Last night my wife asked me to grab her keys out of her purse, but instead I found 3 Tupperware lids, 2 socks & a third kid we didn’t know we had
[during sex]
Me: So do you LIKE like me or
Things that are not cool:
– smoking
– having cable
– ant farms
– beyblades
– anyone still reading this
Cop: This is a ticket for drunk and disorderly behavior.
Me: Can I have another? I’d like to bring a guest.
Everyone talks about how good car sex is while I’m still over here trying to have sex with a person first.
heck is a place for people who don’t believe in gosh. danged for eternity.
My children are arguing over who gets to sleep on the top bunk. We don’t have bunk beds.
Life Hack: Get a dog and a cat and name them Resident and Occupant. Now that junkmail isn’t annoying, it’s adorable.

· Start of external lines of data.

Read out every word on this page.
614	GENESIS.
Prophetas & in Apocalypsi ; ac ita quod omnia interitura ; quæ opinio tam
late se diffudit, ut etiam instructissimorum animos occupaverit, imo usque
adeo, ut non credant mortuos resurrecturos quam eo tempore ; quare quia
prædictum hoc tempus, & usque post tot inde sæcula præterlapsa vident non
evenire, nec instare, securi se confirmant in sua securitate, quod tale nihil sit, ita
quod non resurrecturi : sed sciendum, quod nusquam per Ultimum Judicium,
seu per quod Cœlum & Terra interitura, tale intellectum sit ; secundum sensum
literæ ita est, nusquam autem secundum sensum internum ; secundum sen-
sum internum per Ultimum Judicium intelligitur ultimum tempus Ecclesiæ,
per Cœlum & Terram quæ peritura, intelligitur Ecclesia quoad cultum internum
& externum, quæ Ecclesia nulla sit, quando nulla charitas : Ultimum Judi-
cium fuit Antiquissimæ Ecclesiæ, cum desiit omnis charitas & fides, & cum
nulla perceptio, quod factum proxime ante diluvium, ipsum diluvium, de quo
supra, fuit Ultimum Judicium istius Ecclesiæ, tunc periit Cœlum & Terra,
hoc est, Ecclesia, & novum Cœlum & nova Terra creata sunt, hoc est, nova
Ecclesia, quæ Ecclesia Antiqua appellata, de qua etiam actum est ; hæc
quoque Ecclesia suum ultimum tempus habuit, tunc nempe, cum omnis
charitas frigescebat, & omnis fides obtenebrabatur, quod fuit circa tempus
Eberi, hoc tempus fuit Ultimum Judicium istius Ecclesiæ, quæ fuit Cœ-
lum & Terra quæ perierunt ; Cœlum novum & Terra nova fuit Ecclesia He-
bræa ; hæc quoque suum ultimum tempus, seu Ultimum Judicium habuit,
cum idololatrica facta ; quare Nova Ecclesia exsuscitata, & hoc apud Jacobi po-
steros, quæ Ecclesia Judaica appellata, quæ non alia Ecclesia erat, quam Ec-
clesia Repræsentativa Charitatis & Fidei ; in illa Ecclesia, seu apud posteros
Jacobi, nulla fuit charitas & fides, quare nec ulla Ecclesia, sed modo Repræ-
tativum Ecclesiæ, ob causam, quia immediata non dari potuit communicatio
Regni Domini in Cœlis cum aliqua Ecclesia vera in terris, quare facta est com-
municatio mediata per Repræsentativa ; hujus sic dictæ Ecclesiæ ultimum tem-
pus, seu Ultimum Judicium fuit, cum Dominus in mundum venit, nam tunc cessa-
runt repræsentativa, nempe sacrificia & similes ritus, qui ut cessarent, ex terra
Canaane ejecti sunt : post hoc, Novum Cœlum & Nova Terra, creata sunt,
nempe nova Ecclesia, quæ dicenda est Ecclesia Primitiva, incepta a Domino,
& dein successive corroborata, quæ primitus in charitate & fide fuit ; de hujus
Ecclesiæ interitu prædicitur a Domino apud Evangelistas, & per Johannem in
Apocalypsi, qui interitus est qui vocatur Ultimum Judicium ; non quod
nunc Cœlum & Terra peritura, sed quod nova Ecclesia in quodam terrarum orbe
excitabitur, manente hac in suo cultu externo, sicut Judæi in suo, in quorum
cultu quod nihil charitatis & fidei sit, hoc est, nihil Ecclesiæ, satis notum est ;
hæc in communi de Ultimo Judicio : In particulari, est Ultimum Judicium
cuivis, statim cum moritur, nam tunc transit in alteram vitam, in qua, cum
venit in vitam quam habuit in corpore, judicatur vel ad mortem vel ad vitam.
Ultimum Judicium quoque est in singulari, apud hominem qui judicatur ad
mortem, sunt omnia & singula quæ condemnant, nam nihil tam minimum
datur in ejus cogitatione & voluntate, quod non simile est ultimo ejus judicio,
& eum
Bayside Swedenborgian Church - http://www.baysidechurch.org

Doctor: what seems to be the problem?
Me: I need to be docted
Doctor: you came to the right place. I’m a doctor. I doct people
Remember if a company says “we’re like a family here” they don’t mean like a nice TV family they mean like a normal family where everyone has undiagnosed mental health issues and no one likes each other.
“Sometimes I feel like a woman trapped in a woman’s body” – Russian nesting doll
22 year old me after a night of drinking: “I hope I didn’t do anything stupid.”
29 year old me: “I hope I didn’t agree to go on a hike.”
Nigella has gone too far this time.
I put up Diwali lights, and can’t wait to flex on other dads by telling them I’m all set for Christmas
I have 2020 vision. My eyesight is terrible but I can see precisely 3 years into the future
They should combine weather forecasts with horoscopes. “Tomorrow there’s a 60% chance of rain and a 40% chance you’ll reconnect with an old friend.”
You’re trying to get me drunk aren’t you?
Me to myself
[calls God on phone]
Hi, can you come get me?
In Canada alcoholics go to EhEh meetings.
If I hear someone crying I immediately cry louder to establish myself as the dominant sad person in the room
My new oil business is a nonprofit but only because I’m not making any money and just buying yachts.
They built a huge, ugly thought-control tower right next to my house but actually I love it so much
Iron Man died in a house fire from leaving himself on.
What idiot called it jousting and not poker knight?
ME: haha u dare me to take off all my clothes and run thru this park
COP: no
ME: wow I cant believe ur making me do this lol
COP: I’m not
Can’t believe anyone would attack this place
[phone rings]
me: hello?
NASA: this is nasa. stop thinking about peeling the moon like a big orange and eating it.
me: [quickly hangs up]
Telling my kids they can only have one fruit snack per day while I have 400 per day in secret.